The intermittent detection of viral load in patients who normally have undetectable viral loads (<50 copies/mL) has been referred to as "viral load blipping." There has been considerable concern among both patients and providers that these blips are early warning signs of
treatment failure and could be an early demonstration of the development of drug resistance.
Researchers in a recent study frequently monitored the viral load of a small group of patients to determine the clinical significance of viral load blipping.
Viral load and resistance testing were performed on blood samples from 10 patients. The blood samples were obtained every Monday, Wednesday and Friday for three months. Patients were also questioned about any significant clinical events at every visit.

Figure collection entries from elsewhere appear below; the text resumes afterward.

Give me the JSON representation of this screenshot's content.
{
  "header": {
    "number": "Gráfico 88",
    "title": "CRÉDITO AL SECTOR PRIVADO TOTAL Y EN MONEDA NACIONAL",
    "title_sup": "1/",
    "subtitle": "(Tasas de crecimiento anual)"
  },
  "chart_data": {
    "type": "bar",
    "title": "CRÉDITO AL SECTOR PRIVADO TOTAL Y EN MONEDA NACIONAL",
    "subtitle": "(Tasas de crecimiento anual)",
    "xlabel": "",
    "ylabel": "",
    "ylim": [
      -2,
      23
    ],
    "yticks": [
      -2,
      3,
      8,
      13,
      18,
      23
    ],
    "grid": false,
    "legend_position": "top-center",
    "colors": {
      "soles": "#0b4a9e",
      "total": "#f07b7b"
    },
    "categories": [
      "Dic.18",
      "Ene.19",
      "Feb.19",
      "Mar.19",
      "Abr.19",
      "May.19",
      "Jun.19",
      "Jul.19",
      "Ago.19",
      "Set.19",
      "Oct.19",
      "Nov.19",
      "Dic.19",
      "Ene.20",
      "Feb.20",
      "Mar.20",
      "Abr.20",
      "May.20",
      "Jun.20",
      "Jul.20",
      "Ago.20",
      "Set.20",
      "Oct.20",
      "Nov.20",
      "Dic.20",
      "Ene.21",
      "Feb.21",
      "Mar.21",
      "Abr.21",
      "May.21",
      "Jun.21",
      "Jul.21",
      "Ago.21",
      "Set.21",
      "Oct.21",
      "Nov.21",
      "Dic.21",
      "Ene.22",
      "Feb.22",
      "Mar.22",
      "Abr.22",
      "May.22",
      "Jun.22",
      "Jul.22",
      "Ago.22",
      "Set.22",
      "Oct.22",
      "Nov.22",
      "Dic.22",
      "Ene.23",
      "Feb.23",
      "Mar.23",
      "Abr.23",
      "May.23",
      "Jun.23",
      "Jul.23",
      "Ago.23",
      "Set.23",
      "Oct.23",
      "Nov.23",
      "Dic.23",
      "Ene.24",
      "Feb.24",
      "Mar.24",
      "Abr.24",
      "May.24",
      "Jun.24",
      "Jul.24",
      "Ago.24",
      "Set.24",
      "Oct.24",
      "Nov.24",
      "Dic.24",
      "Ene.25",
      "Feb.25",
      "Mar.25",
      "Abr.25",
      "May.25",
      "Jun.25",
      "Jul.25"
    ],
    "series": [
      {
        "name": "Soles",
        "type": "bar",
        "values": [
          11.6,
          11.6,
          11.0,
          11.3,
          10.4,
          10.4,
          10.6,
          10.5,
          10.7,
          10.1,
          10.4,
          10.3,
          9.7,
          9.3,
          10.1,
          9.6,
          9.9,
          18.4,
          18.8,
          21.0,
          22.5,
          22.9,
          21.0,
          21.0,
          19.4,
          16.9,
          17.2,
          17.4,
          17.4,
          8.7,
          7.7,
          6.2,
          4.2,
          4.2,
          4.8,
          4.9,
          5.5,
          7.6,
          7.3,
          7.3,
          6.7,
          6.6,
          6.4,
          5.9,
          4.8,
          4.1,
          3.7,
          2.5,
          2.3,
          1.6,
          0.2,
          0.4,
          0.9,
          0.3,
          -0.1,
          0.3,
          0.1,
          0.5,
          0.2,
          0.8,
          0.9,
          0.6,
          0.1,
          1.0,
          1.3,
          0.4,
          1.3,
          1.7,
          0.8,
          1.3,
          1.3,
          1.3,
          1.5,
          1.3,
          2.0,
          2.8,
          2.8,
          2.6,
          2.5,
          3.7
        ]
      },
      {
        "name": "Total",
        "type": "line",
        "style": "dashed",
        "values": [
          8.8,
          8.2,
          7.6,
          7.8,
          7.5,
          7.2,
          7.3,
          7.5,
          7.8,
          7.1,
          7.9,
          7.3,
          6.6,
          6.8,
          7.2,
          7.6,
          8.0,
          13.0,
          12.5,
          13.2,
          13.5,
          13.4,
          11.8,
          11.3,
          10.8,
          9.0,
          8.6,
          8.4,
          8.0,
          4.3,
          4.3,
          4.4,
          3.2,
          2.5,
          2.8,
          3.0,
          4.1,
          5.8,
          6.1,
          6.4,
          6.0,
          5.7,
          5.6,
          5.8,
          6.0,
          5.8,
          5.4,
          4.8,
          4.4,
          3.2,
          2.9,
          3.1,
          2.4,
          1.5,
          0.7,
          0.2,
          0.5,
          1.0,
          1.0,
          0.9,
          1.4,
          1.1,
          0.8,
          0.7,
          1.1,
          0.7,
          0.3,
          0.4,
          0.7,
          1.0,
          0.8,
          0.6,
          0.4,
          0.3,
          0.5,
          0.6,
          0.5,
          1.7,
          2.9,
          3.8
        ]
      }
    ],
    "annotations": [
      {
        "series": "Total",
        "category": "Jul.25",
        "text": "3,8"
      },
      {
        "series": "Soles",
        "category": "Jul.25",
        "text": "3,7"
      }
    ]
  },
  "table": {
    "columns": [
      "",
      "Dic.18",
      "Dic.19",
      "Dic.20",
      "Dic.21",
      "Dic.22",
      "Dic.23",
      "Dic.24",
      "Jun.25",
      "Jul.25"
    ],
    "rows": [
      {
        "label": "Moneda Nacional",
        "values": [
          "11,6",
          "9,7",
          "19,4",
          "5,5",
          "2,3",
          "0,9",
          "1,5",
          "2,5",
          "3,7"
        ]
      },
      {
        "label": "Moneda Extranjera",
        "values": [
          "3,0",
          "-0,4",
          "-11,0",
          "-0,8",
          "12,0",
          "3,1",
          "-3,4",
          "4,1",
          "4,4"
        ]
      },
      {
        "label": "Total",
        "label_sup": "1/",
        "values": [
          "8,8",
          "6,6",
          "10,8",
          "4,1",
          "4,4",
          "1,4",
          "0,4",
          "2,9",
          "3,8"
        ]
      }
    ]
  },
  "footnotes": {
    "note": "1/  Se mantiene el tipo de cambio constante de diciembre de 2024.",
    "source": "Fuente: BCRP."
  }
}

Ninety percent of the patients experienced viral load blips, with an average of 0.6 blips per month, a median increase in viral load of 79 copies/mL. The median duration of the blip was 60 hours. The total number of blips detected during the study was 26/723 (3.6%), or
an average of two blips every three months per person.
The detection of blips correlated poorly between testing laboratories. Nine blips were detected by one lab and 8 blips by another lab. Only one blip was detected by both labs.
The presence of blips did not correlate with either patient variables (age, race or gender) or clinical variables (CD4 nadir, CD4 at study baseline, time of HIV infection, number of antiretroviral medications, number of prior blips, influenza vaccination or acute infections,
such as sore throats or herpes outbreaks).
Nine out of 10 patients' virus was successfully sequenced; no new significant reverse transcriptase mutations, and only one protease gene mutation, were detected when viral load blipping was noted.
The authors conclude from their small study that almost all patients have some degree of blipping and that most blips were the result of assay variation-- in other words, the blips did not indicate treatment failure or the development of resistance. This is suggested by the fact
that no new resistance mutations were found during blipping, that no patient's viral load had a sustained increase and that two independent laboratories doing the viral load testing had very poor correlation when blips were found.
This short-term study confirms longer-term observations (which had less-frequent viral load measurements) that blipping does not predict or predate virologic failure. This study is important in that practitioners can be somewhat more assured that they need not
change antiretroviral regimens at the first sign of a low, but detectable, viral load.